The resurgent cities gearing up for events in 2020 with renewed vigor are Tokyo (19) for 2020 Summer Olympics and Dubai (3) for Expo 2020, the survey stated.

While Continental European cities are under-represented at the very top of the list and show lower momentum in comparison with emerging cities, several powerful and successful European cities possess the attributes for longer term success as validated by the ongoing high levels of real estate capital inflows.

Demonstrating success factors relating to education, innovation, sustainability and transparency, Paris, Berlin and Amsterdam, for example, are distinguished by their strengths in talent and new technologies, while Copenhagen has among the world's strongest 'green' credentials.

The City Momentum Index assesses 111 cities world-wide with a weighted overall score based on 34 short-term and longer term variables.

Short-term socio-economic momentum variables (40 per cent of the model) include recent and projected changes in GDP and population, air passenger traffic, corporate headquarter presence and recent levels of foreign direct investment as a proportion of a city's economy.

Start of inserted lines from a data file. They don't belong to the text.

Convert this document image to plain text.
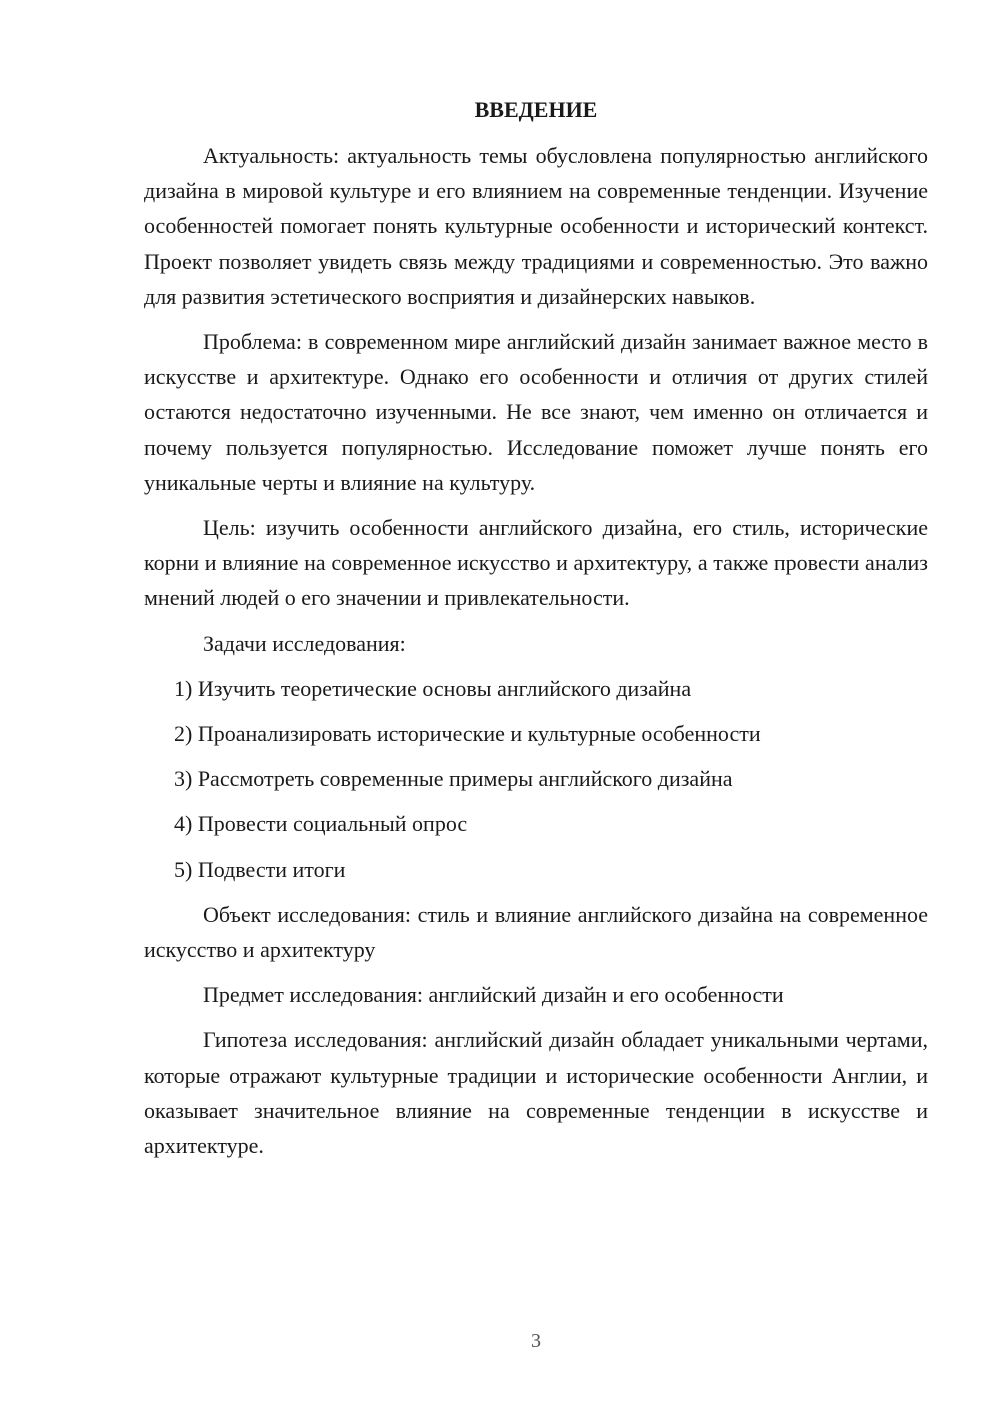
ВВЕДЕНИЕ

Актуальность: актуальность темы обусловлена популярностью английского дизайна в мировой культуре и его влиянием на современные тенденции. Изучение особенностей помогает понять культурные особенности и исторический контекст. Проект позволяет увидеть связь между традициями и современностью. Это важно для развития эстетического восприятия и дизайнерских навыков.

Проблема: в современном мире английский дизайн занимает важное место в искусстве и архитектуре. Однако его особенности и отличия от других стилей остаются недостаточно изученными. Не все знают, чем именно он отличается и почему пользуется популярностью. Исследование поможет лучше понять его уникальные черты и влияние на культуру.

Цель: изучить особенности английского дизайна, его стиль, исторические корни и влияние на современное искусство и архитектуру, а также провести анализ мнений людей о его значении и привлекательности.

Задачи исследования:

1) Изучить теоретические основы английского дизайна
2) Проанализировать исторические и культурные особенности
3) Рассмотреть современные примеры английского дизайна
4) Провести социальный опрос
5) Подвести итоги

Объект исследования: стиль и влияние английского дизайна на современное искусство и архитектуру

Предмет исследования: английский дизайн и его особенности

Гипотеза исследования: английский дизайн обладает уникальными чертами, которые отражают культурные традиции и исторические особенности Англии, и оказывает значительное влияние на современные тенденции в искусстве и архитектуре.

3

Short-term commercial real estate momentum variables (30 per cent of the model) include recent and projected percentage changes in office net absorption, office construction, office rents, shopping mall construction and retail rents, direct commercial real estate investment volumes and real estate transparency.

Longer term variables (30 percent of the model) that are likely to determine future economic strength and real estate momentum include high-value incubator indicators such as university presence and educational infrastructure, innovation capability and presence of technology and venture capital firms.

"While most indices provide only a static picture of city competitiveness, by taking a unique look at the combination of short-term variables and sustainable long-term characteristics the CMI provides a look into underlying city dynamics, adaptability and real estate market characteristics," stated Kelly.